Simple but Stable, Fast and Safe: Achieve End-to-end Control by High-Fidelity Differentiable Simulation

arXiv cs.RO / 4/14/2026

📰 NewsIdeas & Deep AnalysisModels & Research

Key Points

  • The paper addresses vision-based obstacle avoidance for quadrotors, noting that common planning methods using point-mass models can produce trajectories that become dynamically infeasible at high speeds.
  • It proposes an end-to-end reinforcement learning policy that maps depth images directly to low-level bodyrate commands using differentiable simulation for training.
  • By using high-fidelity simulation after parameter identification and differentiable analysis, the approach aims to close the sim-to-real gap and provide accurate gradients for efficient training without expert demonstrations.
  • The resulting inference pipeline is designed to be lightweight and simple, avoiding extra architectural components (e.g., backbone/recurrence/primitives) and relying on direct low-level control.
  • Experiments report improved success rate and lower jerk versus baselines, with strong zero-shot generalization to unseen outdoor environments and flight speeds up to 7.5 m/s, including dense-forest scenarios.

Abstract

Obstacle avoidance is a fundamental vision-based task essential for enabling quadrotors to perform advanced applications. When planning the trajectory, existing approaches both on optimization and learning typically regard quadrotor as a point-mass model, giving path or velocity commands then tracking the commands by outer-loop controller. However, at high speeds, planned trajectories sometimes become dynamically infeasible in actual flight, which beyond the capacity of controller. In this paper, we propose a novel end-to-end policy that directly maps depth images to low-level bodyrate commands by reinforcement learning via differentiable simulation. The high-fidelity simulation in training after parameter identification significantly reduces all the gaps between training, simulation and real world. Analytical process by differentiable simulation provides accurate gradient to ensure efficiently training the low-level policy without expert guidance. The policy employs a lightweight and the most simple inference pipeline that runs without explicit mapping, backbone networks, primitives, recurrent structures, or backend controllers, nor curriculum or privileged guidance.
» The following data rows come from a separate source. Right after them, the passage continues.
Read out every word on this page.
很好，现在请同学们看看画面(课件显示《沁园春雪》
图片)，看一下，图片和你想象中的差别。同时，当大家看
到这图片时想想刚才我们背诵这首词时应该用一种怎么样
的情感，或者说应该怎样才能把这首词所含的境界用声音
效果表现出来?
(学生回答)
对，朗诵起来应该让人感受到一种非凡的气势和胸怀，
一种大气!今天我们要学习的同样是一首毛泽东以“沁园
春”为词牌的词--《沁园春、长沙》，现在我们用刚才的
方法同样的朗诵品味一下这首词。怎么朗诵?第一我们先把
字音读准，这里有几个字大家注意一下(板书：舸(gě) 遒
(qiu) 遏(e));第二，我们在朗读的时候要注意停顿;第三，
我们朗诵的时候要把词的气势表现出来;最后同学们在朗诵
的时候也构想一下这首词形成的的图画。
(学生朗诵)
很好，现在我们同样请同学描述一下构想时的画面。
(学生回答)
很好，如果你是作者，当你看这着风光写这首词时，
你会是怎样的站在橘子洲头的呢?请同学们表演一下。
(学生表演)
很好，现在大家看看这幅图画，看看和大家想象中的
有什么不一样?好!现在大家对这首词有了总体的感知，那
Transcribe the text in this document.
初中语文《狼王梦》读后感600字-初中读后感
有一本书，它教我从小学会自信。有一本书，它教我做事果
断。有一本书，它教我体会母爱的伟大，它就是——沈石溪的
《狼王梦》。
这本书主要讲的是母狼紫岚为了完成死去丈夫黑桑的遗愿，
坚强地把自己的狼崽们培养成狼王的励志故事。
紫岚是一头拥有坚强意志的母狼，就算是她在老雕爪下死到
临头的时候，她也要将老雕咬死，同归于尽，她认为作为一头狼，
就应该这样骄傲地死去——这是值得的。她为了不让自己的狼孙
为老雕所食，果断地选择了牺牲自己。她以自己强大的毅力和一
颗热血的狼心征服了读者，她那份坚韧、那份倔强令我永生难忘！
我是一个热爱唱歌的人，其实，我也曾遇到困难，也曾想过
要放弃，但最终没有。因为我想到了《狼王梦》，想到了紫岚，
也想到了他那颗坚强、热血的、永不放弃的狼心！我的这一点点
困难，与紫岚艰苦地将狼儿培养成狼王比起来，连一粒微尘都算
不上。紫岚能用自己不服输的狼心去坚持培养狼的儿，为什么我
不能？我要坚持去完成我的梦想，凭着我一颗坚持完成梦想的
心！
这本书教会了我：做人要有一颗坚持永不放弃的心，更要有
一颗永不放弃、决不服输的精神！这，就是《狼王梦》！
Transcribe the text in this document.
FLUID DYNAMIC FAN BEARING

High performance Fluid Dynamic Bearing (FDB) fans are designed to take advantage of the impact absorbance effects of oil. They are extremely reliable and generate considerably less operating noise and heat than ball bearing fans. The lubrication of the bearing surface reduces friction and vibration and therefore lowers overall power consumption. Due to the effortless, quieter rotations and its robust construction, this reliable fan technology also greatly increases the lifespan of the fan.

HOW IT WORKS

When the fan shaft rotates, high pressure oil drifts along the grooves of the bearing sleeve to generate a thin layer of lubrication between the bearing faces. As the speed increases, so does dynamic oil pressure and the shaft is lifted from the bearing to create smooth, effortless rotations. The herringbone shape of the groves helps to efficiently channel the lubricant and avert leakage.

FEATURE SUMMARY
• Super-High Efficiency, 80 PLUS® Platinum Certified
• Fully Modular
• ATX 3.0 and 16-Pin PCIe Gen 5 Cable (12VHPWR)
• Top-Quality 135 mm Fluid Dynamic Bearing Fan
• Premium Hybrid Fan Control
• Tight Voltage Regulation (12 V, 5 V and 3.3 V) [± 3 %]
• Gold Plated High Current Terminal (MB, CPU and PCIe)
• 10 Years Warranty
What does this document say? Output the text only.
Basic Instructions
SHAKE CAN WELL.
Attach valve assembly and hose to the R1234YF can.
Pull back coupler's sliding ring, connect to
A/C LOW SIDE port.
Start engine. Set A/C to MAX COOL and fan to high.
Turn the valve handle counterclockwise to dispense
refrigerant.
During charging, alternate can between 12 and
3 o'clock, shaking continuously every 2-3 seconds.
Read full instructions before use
By inferring low-level command directly to the hardware controller, the method enables full flight envelope control and avoids the dynamic-infeasible issue.Experimental results demonstrate that the proposed approach achieves the highest success rate and the lowest jerk among state-of-the-art baselines across multiple benchmarks. The policy also exhibits strong generalization, successfully deploying zero-shot in unseen, outdoor environments while reaching speeds of up to 7.5m/s as well as stably flying in the super-dense forest.